I guess that shows that community takeover is possible, and does not need additional tools, just some time and dedication.

[-] willya@lemmyf.uk 4 points 9 months ago

No, that defeats the entire point.

[-] interdimensionalmeme@lemmy.ml 0 points 9 months ago

What point ?

The point of becoming a moderator that decide what everyone can and can't say ?

The point of "making another reddit but I'm /u/spez" ?

[-] willya@lemmyf.uk 3 points 9 months ago* (last edited 9 months ago)

The point of me having my own control over my instance. The bad moderator thing will always be a problem.

[-] interdimensionalmeme@lemmy.ml 3 points 9 months ago

I don't see how agglomerating vuew of all same name communities for the user impact you as a server owner ?

You still have totalitarian control over everything happening on your server.

You can still

Delete all post and comments

Change any text in any post or comment even if made by other users and without their notice

Ban any user

Ban any community

Even ban all users and all communities (whilte only model)

[-] willya@lemmyf.uk 2 points 9 months ago* (last edited 9 months ago)

I must’ve read your comment wrong. Sounds like you just want a multi Reddit type feature? I agree that that should be implemented some apps have already did it. I don’t agree that the same word community should be lumped together universally and automatically.

[-] interdimensionalmeme@lemmy.ml 1 points 9 months ago

No multireddit cannot solve this problem.

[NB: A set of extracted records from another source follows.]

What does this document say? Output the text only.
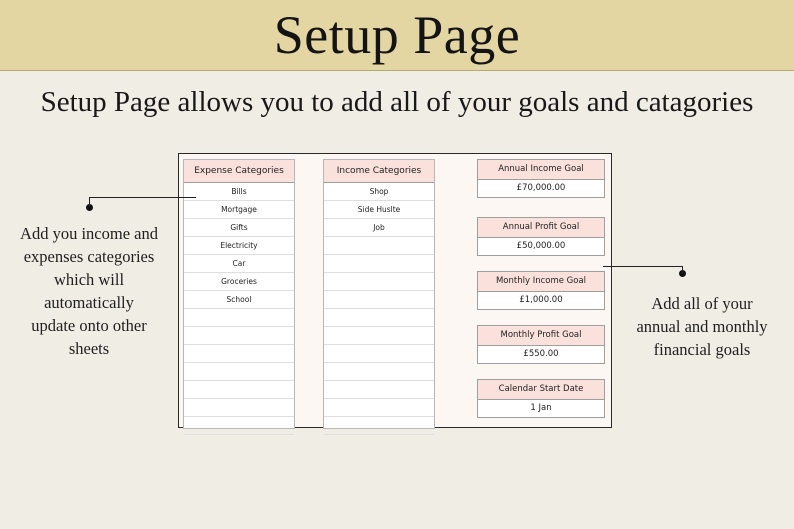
Setup Page
Setup Page allows you to add all of your goals and catagories
Expense Categories
Bills
Mortgage
Gifts
Electricity
Car
Groceries
School
Income Categories
Shop
Side Huslte
Job
Annual Income Goal
£70,000.00
Annual Profit Goal
£50,000.00
Monthly Income Goal
£1,000.00
Monthly Profit Goal
£550.00
Calendar Start Date
1 Jan
Add you income and
expenses categories
which will
automatically
update onto other
sheets
Add all of your
annual and monthly
financial goals
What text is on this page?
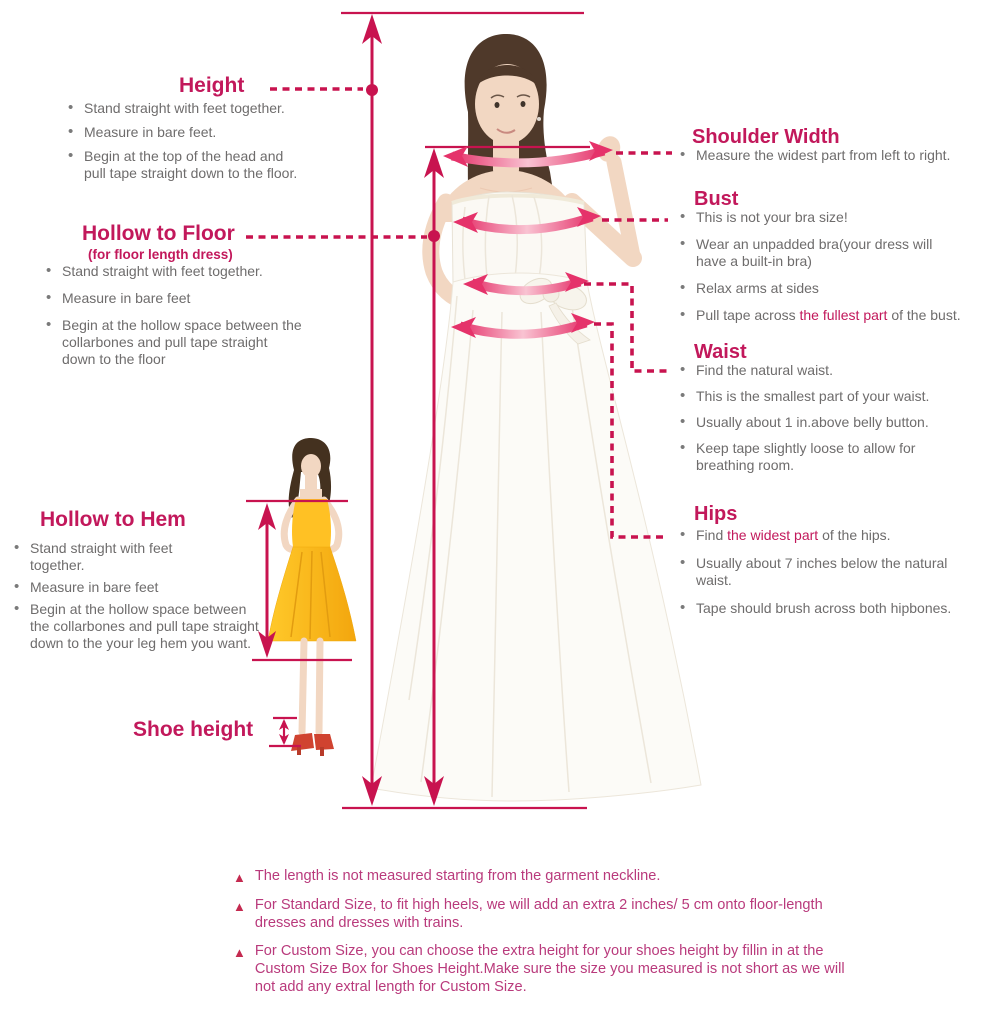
Height
• Stand straight with feet together.
• Measure in bare feet.
• Begin at the top of the head and pull tape straight down to the floor.
Hollow to Floor
(for floor length dress)
• Stand straight with feet together.
• Measure in bare feet
• Begin at the hollow space between the collarbones and pull tape straight down to the floor
Hollow to Hem
• Stand straight with feet together.
• Measure in bare feet
• Begin at the hollow space between the collarbones and pull tape straight down to the your leg hem you want.
Shoe height
Shoulder Width
• Measure the widest part from left to right.
Bust
• This is not your bra size!
• Wear an unpadded bra(your dress will have a built-in bra)
• Relax arms at sides
• Pull tape across the fullest part of the bust.
Waist
• Find the natural waist.
• This is the smallest part of your waist.
• Usually about 1 in.above belly button.
• Keep tape slightly loose to allow for breathing room.
Hips
• Find the widest part of the hips.
• Usually about 7 inches below the natural waist.
• Tape should brush across both hipbones.
▲ The length is not measured starting from the garment neckline.
▲ For Standard Size, to fit high heels, we will add an extra 2 inches/ 5 cm onto floor-length dresses and dresses with trains.
▲ For Custom Size, you can choose the extra height for your shoes height by fillin in at the Custom Size Box for Shoes Height.Make sure the size you measured is not short as we will not add any extral length for Custom Size.
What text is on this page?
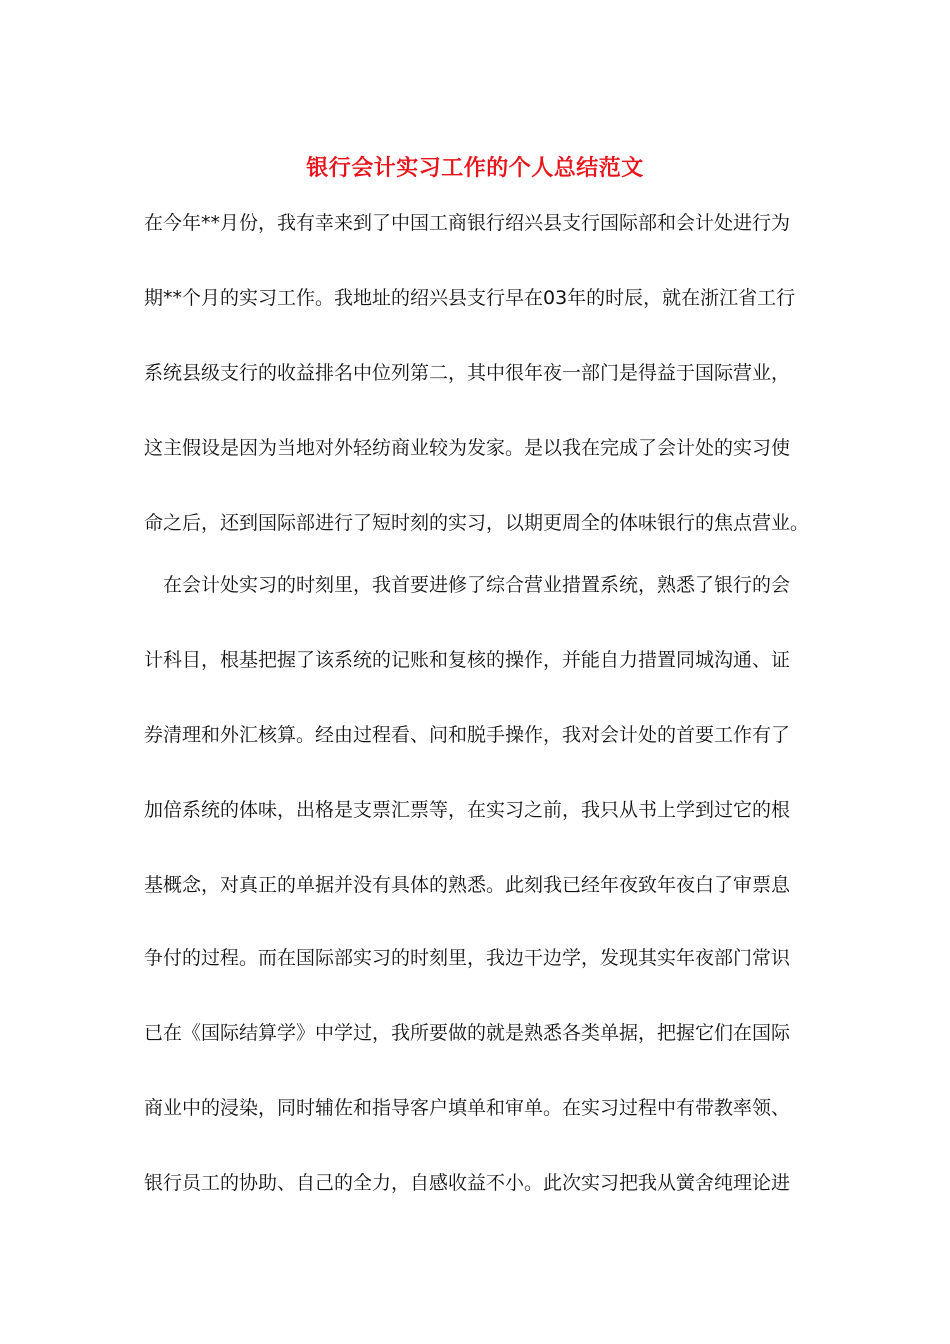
银行会计实习工作的个人总结范文
在今年**月份，我有幸来到了中国工商银行绍兴县支行国际部和会计处进行为
期**个月的实习工作。我地址的绍兴县支行早在03年的时辰，就在浙江省工行
系统县级支行的收益排名中位列第二，其中很年夜一部门是得益于国际营业，
这主假设是因为当地对外轻纺商业较为发家。是以我在完成了会计处的实习使
命之后，还到国际部进行了短时刻的实习，以期更周全的体味银行的焦点营业。
在会计处实习的时刻里，我首要进修了综合营业措置系统，熟悉了银行的会
计科目，根基把握了该系统的记账和复核的操作，并能自力措置同城沟通、证
券清理和外汇核算。经由过程看、问和脱手操作，我对会计处的首要工作有了
加倍系统的体味，出格是支票汇票等，在实习之前，我只从书上学到过它的根
基概念，对真正的单据并没有具体的熟悉。此刻我已经年夜致年夜白了审票息
争付的过程。而在国际部实习的时刻里，我边干边学，发现其实年夜部门常识
已在《国际结算学》中学过，我所要做的就是熟悉各类单据，把握它们在国际
商业中的浸染，同时辅佐和指导客户填单和审单。在实习过程中有带教率领、
银行员工的协助、自己的全力，自感收益不小。此次实习把我从黉舍纯理论进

They are not a default agglomeration view so they will never make a difference as most users never change their defaults.

Covered in more details here

https://lemmy.ml/comment/7734804

A community cannot escape the stranglehold of moderators with a multireddit, because most users will simply not have it the backup community setup in their multireddit. They will never see dissenters posting in the backuos. And that makes multireddit largely useless

[-] willya@lemmyf.uk 1 points 9 months ago

Who are the moderators in this scenario you’re talking about?

[-] interdimensionalmeme@lemmy.ml 1 points 9 months ago

It's an hypothetical community, so they're hypothetical moderators/owners. I'm not sure how to respond to "who are they".

They're some bad hombrés..

[-] willya@lemmyf.uk 1 points 9 months ago* (last edited 9 months ago)

Your argument through all of this is bad moderators controlling the largest communities so I’m wondering how what you’re saying fixes any of that.

[-] interdimensionalmeme@lemmy.ml 1 points 9 months ago

Makes communities other than the one big one visible to nonlogged and default users without extra steps.

In effect this makes all communities global by default.

[-] spaduf@slrpnk.net 1 points 9 months ago

I really don't hate this idea from a lemmy centric UX perspective but how do you handle federation with other platforms?

[-] Jumuta@sh.itjust.works 1 points 9 months ago

maybe communities should be able to flag that they're the same community as one on another server, and if they mutually do so be combined into one metacommunity that people can search for

[-] interdimensionalmeme@lemmy.ml 0 points 9 months ago

If it requires the owner's consent, it defeats the purposeof my proposal.

It is expressly to disempower the owners in favour of the users.